Jacob Rhodebeck

Undergraduate Discipline

Music

BM, University of Cincinnati, College–Conservatory of Music. MM, DMA, Stony Brook University. Pianist known for his tremendous command of the instrument and his enthusiasm for performing new and little-known music, Rhodebeck’s performance of Michael Hersch’s three-hour solo piano work, The Vanishing Pavilions, was described as “astounding” by David Patrick Stearns in The Philadelphia Inquirer and “a searing performance” in The New York Times. Prior to attending college, Rhodebeck studied piano with Christopher Durrenberger at Wittenberg University. At the University of Cincinnati, College-Conservatory of Music (CCM), he studied with Elizabeth Pridonoff and performed five solo recital programs featuring contemporary works, as well as a recital comprised entirely of works commissioned from student composers. And at Stony Brook University, he continued his studies with Gilbert Kalish, earning master's and doctorate degrees. Rhodebeck has given performances, lectures, and master classes at many universities, including Hamilton College, Vanderbilt University, and the Peabody Institute at Johns Hopkins University. He can also be heard on numerous recordings, including Lost Dog’s Chamber Music of Philippe Bodin and Christopher Bailey's album of piano works, Glimmering Webs. Currently, in addition to being the pianist for the Lost Dog New Music Ensemble, he is the choral accompanist at the Riverdale Country School.

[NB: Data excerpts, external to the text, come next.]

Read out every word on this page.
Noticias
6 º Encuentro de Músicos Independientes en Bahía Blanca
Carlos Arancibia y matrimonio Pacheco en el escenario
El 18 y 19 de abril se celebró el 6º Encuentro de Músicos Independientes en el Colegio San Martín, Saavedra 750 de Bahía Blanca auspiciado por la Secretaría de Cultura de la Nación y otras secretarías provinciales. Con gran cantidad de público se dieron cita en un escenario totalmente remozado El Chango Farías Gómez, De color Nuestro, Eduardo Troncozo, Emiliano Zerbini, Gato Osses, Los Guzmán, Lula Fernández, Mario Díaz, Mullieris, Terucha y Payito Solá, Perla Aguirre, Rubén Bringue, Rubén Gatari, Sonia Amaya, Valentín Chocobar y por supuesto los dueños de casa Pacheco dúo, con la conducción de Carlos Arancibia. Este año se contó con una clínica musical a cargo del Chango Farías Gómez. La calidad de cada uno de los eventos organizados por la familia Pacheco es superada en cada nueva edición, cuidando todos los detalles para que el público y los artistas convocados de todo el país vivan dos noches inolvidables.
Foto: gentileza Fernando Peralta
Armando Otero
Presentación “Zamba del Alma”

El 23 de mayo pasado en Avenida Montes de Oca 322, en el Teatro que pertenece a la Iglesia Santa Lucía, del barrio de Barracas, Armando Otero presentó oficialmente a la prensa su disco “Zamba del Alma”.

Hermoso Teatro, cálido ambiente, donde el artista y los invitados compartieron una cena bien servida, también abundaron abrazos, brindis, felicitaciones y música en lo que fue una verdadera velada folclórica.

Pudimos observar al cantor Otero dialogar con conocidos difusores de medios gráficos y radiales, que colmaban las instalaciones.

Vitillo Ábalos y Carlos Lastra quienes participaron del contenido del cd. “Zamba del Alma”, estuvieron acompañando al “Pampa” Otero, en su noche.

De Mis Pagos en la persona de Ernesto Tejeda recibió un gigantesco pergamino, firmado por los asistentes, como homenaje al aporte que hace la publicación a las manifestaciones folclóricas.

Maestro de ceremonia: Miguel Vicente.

SLC, 2017–

Undergraduate Courses 2018-2019

Music

Hearing and Singing

Component

All incoming students will take a diagnostic test to determine placement. This class fulfills the performance component of the music program for those beginning students who are not ready to participate in other ensembles.

This class focuses on developing fluency with the rudiments of music and is the required aural corollary to Theory I: Materials of Music. As students begin to explore the fundamental concepts of written theory—reading notes on the staff, interpreting rhythm—Hearing and Singing works to translate these sights into sounds. The use of solfège helps in this process, as ear, mind, and voice begin to understand the relationship between the pitches of the scale. Rhythm drills help solidify a sense of rhythm and a familiarity with rhythm patterns. In-class chorale singing supports this process.